Both have their place. If you are a saltwater boater, galvanized trailers will give you the longest service. If you are a freshwater boater, either will work. Keep in mind that even in freshwater, there are brackish conditions, road salt and other elements that will attack your trailers painted (powdercoat) finish. Periodic washing and waxing will prolong the life of painted products. EZ Loader has taken extensive measures, even to the point of shotblasting all major components of the powdercoated trailers prior to painting, to provide the most trouble free powdercoat finish possible.



Do I need a bunk or roller model for my boat?


There are several things that have to be taken into consideration when deciding this. The first is how you load and launch. Bunk trailers (unless you add our super slippery Channel Guide Bunk Covers) require that you float the boat off for launching and back on again for loading.So if your favorite ramps are deep water ramps where you can adequately float the boat off and on, a bunk trailer will be fine. If the ramps are shallow, and you can't get the boat to float off until the towing vehicle is in the water, than a roller trailer is going to work better for you. A roller trailer allows you to get the boat off the trailer and back on again in shallower water than a bunk trailer does. The second item that must be looked at is what your boat is made out of. If you have a 'lightly' built riveted aluminum boat, rollers can often 'dimple' the hull. Bunk trailers are better in this case. Heavier built welded aluminum boats or heavier built riveted boats will often work fine on either bunk or roller. Fiberglass hulls generally are also fine on either bunk or roller trailers. The key to this is knowing the construction of your boat. If you are buying a new boat, check with the manufacturer of the boat to see which type they recommend.

 Why do torsion axle tandem trailers have to be trailered parallel to the ground?

Torsion suspension is not like spring suspension. With spring suspension on tandem axle EZ Loader Boat trailers, there is an "equalizer" between the two sets of springs on each side of the trailer. This equalizer allows the axles to shift if the trailer isnt parallel to the ground, and equalize the load between the two axles. On torsion suspension, the two axles are independent of each other. If the trailer is running slightly uphill towards the towing vehicle, the forward axle begins to slightly lift off the ground. This causes the forward axle to carry less load and the rear axle's load increases. To maintain an even distribution of load between the two axles, the tandem axle torsion models must run parallel to the ground.


How much tongue weight do I need?


Assuming your vehicle's hitch will carry the load, the general rule of thumb is to have between 5% & 7% of the combined weight of the trailer and boat.
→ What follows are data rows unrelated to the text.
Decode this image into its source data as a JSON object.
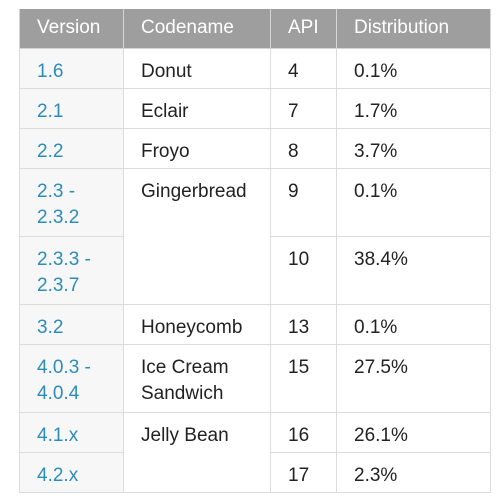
{
  "table": {
    "headers": {
      "version": "Version",
      "codename": "Codename",
      "api": "API",
      "distribution": "Distribution"
    },
    "rows": [
      {
        "version": "1.6",
        "codename": "Donut",
        "api": "4",
        "distribution": "0.1%"
      },
      {
        "version": "2.1",
        "codename": "Eclair",
        "api": "7",
        "distribution": "1.7%"
      },
      {
        "version": "2.2",
        "codename": "Froyo",
        "api": "8",
        "distribution": "3.7%"
      },
      {
        "version": "2.3 - 2.3.2",
        "codename": "Gingerbread",
        "api": "9",
        "distribution": "0.1%"
      },
      {
        "version": "2.3.3 - 2.3.7",
        "codename": "",
        "api": "10",
        "distribution": "38.4%"
      },
      {
        "version": "3.2",
        "codename": "Honeycomb",
        "api": "13",
        "distribution": "0.1%"
      },
      {
        "version": "4.0.3 - 4.0.4",
        "codename": "Ice Cream Sandwich",
        "api": "15",
        "distribution": "27.5%"
      },
      {
        "version": "4.1.x",
        "codename": "Jelly Bean",
        "api": "16",
        "distribution": "26.1%"
      },
      {
        "version": "4.2.x",
        "codename": "",
        "api": "17",
        "distribution": "2.3%"
      }
    ]
  },
  "colors": {
    "header_bg": "#9e9e9e",
    "header_text": "#ffffff",
    "version_link": "#2b8cba",
    "version_bg": "#f7f7f7",
    "border": "#dcdcdc",
    "body_text": "#222222"
  }
}
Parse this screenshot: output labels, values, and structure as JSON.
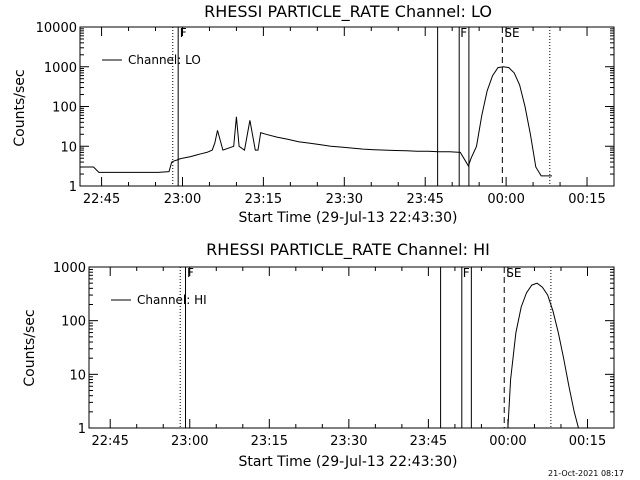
{
  "footer": {
    "timestamp": "21-Oct-2021 08:17"
  },
  "shared": {
    "xlabel": "Start Time (29-Jul-13 22:43:30)",
    "ylabel": "Counts/sec",
    "x_tick_labels": [
      "22:45",
      "23:00",
      "23:15",
      "23:30",
      "23:45",
      "00:00",
      "00:15"
    ],
    "flag_labels": {
      "F_left": "F",
      "F_right": "F",
      "SE": "SE"
    }
  },
  "chart_data": [
    {
      "type": "line",
      "title": "RHESSI PARTICLE_RATE Channel: LO",
      "xlabel": "Start Time (29-Jul-13 22:43:30)",
      "ylabel": "Counts/sec",
      "yscale": "log",
      "ylim": [
        1,
        10000
      ],
      "xlim_minutes": [
        -2.5,
        96.5
      ],
      "x_ticks": [
        "22:45",
        "23:00",
        "23:15",
        "23:30",
        "23:45",
        "00:00",
        "00:15"
      ],
      "y_ticks": [
        "1",
        "10",
        "100",
        "1000",
        "10000"
      ],
      "legend": {
        "position": "top-left",
        "entries": [
          "Channel: LO"
        ]
      },
      "markers": {
        "dotted_minutes": [
          14.7,
          84.6
        ],
        "solid_minutes": [
          15.7,
          63.8,
          67.8,
          69.6
        ],
        "dashed_minutes": [
          75.8
        ],
        "labels": [
          {
            "text": "F",
            "minute": 15.8
          },
          {
            "text": "F",
            "minute": 67.8
          },
          {
            "text": "SE",
            "minute": 76.0
          }
        ]
      },
      "series": [
        {
          "name": "Channel: LO",
          "x_minutes": [
            -2.5,
            0,
            1,
            2,
            4,
            6,
            8,
            10,
            12,
            14,
            14.5,
            15,
            15.5,
            16,
            16.5,
            18,
            19,
            20,
            21,
            22,
            22.5,
            23,
            24,
            26,
            26.5,
            27,
            28,
            29,
            30,
            30.5,
            31,
            32,
            34,
            36,
            38,
            40,
            42,
            44,
            46,
            48,
            50,
            52,
            54,
            56,
            58,
            60,
            62,
            64,
            66,
            68,
            69.5,
            70,
            71,
            72,
            73,
            74,
            75,
            76,
            77,
            78,
            79,
            80,
            81,
            82,
            83,
            84,
            85
          ],
          "y": [
            3,
            3,
            2.2,
            2.2,
            2.2,
            2.2,
            2.2,
            2.2,
            2.2,
            2.3,
            4,
            4.3,
            4.5,
            4.8,
            5,
            5.5,
            6,
            6.5,
            7,
            8,
            12,
            25,
            8,
            10,
            55,
            10,
            8,
            45,
            8,
            8,
            22,
            20,
            17,
            15,
            13,
            12,
            11,
            10,
            9.5,
            9,
            8.5,
            8.2,
            8,
            7.8,
            7.7,
            7.5,
            7.5,
            7.3,
            7.3,
            7,
            3.2,
            5,
            10,
            60,
            250,
            600,
            950,
            1000,
            950,
            700,
            350,
            100,
            20,
            3,
            1.8,
            1.8,
            1.8
          ]
        }
      ]
    },
    {
      "type": "line",
      "title": "RHESSI PARTICLE_RATE Channel: HI",
      "xlabel": "Start Time (29-Jul-13 22:43:30)",
      "ylabel": "Counts/sec",
      "yscale": "log",
      "ylim": [
        1,
        1000
      ],
      "xlim_minutes": [
        -2.5,
        96.5
      ],
      "x_ticks": [
        "22:45",
        "23:00",
        "23:15",
        "23:30",
        "23:45",
        "00:00",
        "00:15"
      ],
      "y_ticks": [
        "1",
        "10",
        "100",
        "1000"
      ],
      "legend": {
        "position": "top-left",
        "entries": [
          "Channel: HI"
        ]
      },
      "markers": {
        "dotted_minutes": [
          14.7,
          84.6
        ],
        "solid_minutes": [
          15.7,
          63.8,
          67.8,
          69.6
        ],
        "dashed_minutes": [
          75.8
        ],
        "labels": [
          {
            "text": "F",
            "minute": 15.8
          },
          {
            "text": "F",
            "minute": 67.8
          },
          {
            "text": "SE",
            "minute": 76.0
          }
        ]
      },
      "series": [
        {
          "name": "Channel: HI",
          "x_minutes": [
            76.5,
            77,
            78,
            79,
            80,
            81,
            82,
            83,
            84,
            85,
            86,
            87,
            88,
            89,
            89.8
          ],
          "y": [
            1,
            8,
            60,
            180,
            330,
            460,
            500,
            420,
            300,
            150,
            60,
            20,
            6,
            2,
            1
          ]
        }
      ]
    }
  ]
}
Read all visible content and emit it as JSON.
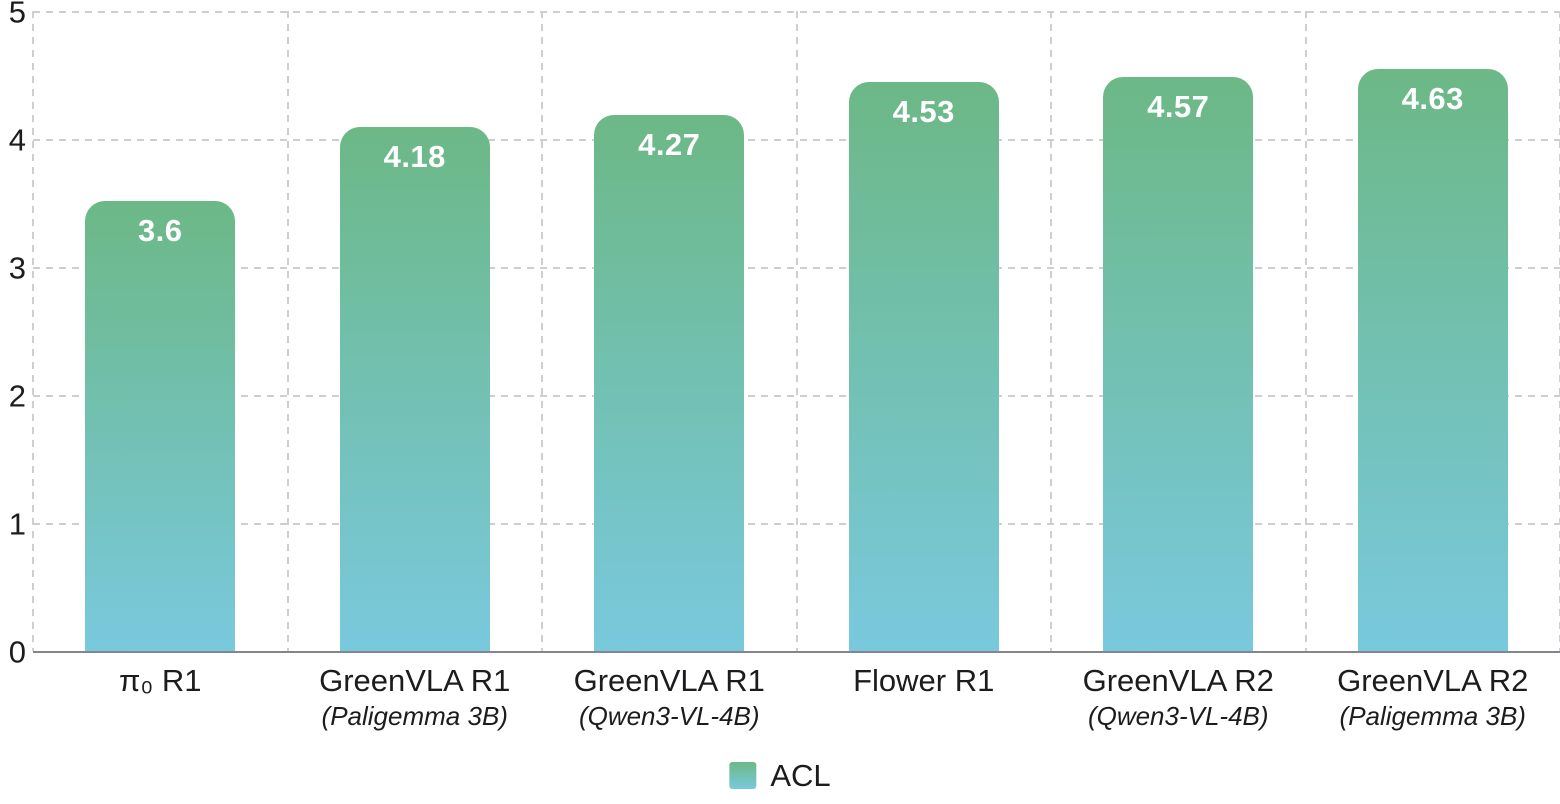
{
  "chart_data": {
    "type": "bar",
    "title": "",
    "categories": [
      {
        "label": "π₀ R1",
        "sublabel": ""
      },
      {
        "label": "GreenVLA R1",
        "sublabel": "(Paligemma 3B)"
      },
      {
        "label": "GreenVLA R1",
        "sublabel": "(Qwen3-VL-4B)"
      },
      {
        "label": "Flower R1",
        "sublabel": ""
      },
      {
        "label": "GreenVLA R2",
        "sublabel": "(Qwen3-VL-4B)"
      },
      {
        "label": "GreenVLA R2",
        "sublabel": "(Paligemma 3B)"
      }
    ],
    "series": [
      {
        "name": "ACL",
        "values": [
          3.6,
          4.18,
          4.27,
          4.53,
          4.57,
          4.63
        ]
      }
    ],
    "value_labels": [
      "3.6",
      "4.18",
      "4.27",
      "4.53",
      "4.57",
      "4.63"
    ],
    "ylim": [
      0,
      5
    ],
    "yticks": [
      0,
      1,
      2,
      3,
      4,
      5
    ],
    "ytick_labels": [
      "0",
      "1",
      "2",
      "3",
      "4",
      "5"
    ],
    "grid": "dashed, horizontal and vertical",
    "legend": {
      "label": "ACL",
      "position": "bottom-center"
    },
    "colors": {
      "bar_gradient_top": "#6cb886",
      "bar_gradient_bottom": "#79c9de",
      "bar_value_text": "#ffffff",
      "gridline": "#cfcfcf",
      "axis_line": "#85858d",
      "text": "#1c1c1e"
    }
  }
}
As an example, if your boat weighs 4,000 pounds, and your EZ Loader trailer weighs 1,000 pounds, you have a total combined weight of 5,000 pounds. You then could have from 250 to 350 pounds of tongue weight. Remember that too little tongue weight will often cause 'fishtailing'.


How do I stop my trailer from fishtailing?


Fishtailing is generally a result of too little tongue weight. Your tongue weight should be between 5% & 10% of the combined weight of the boat and trailer. If your boat and trailer weigh, as an example, 4000 pounds, then you could have between 200 and 400 pounds of tongue weight. Be sure your hitch and towing vehicle can stand the added tongue weight.


What does being NMMA mean?

The National Marine Manufacturers Association (NMMA) is an organization of members from the marine industry. The NMMA's certification is an assurance that the product meets their stringent guidelines and qualifications. This certification also is your assurance that EZ Loader Custom Boat Trailers meet all safety standards for every component on our trailers. It also is a guaranty that your trailer meets the standards of the Department of Transportation, Society of Automotive Engineers and the National Highway Traffic Safety Administration.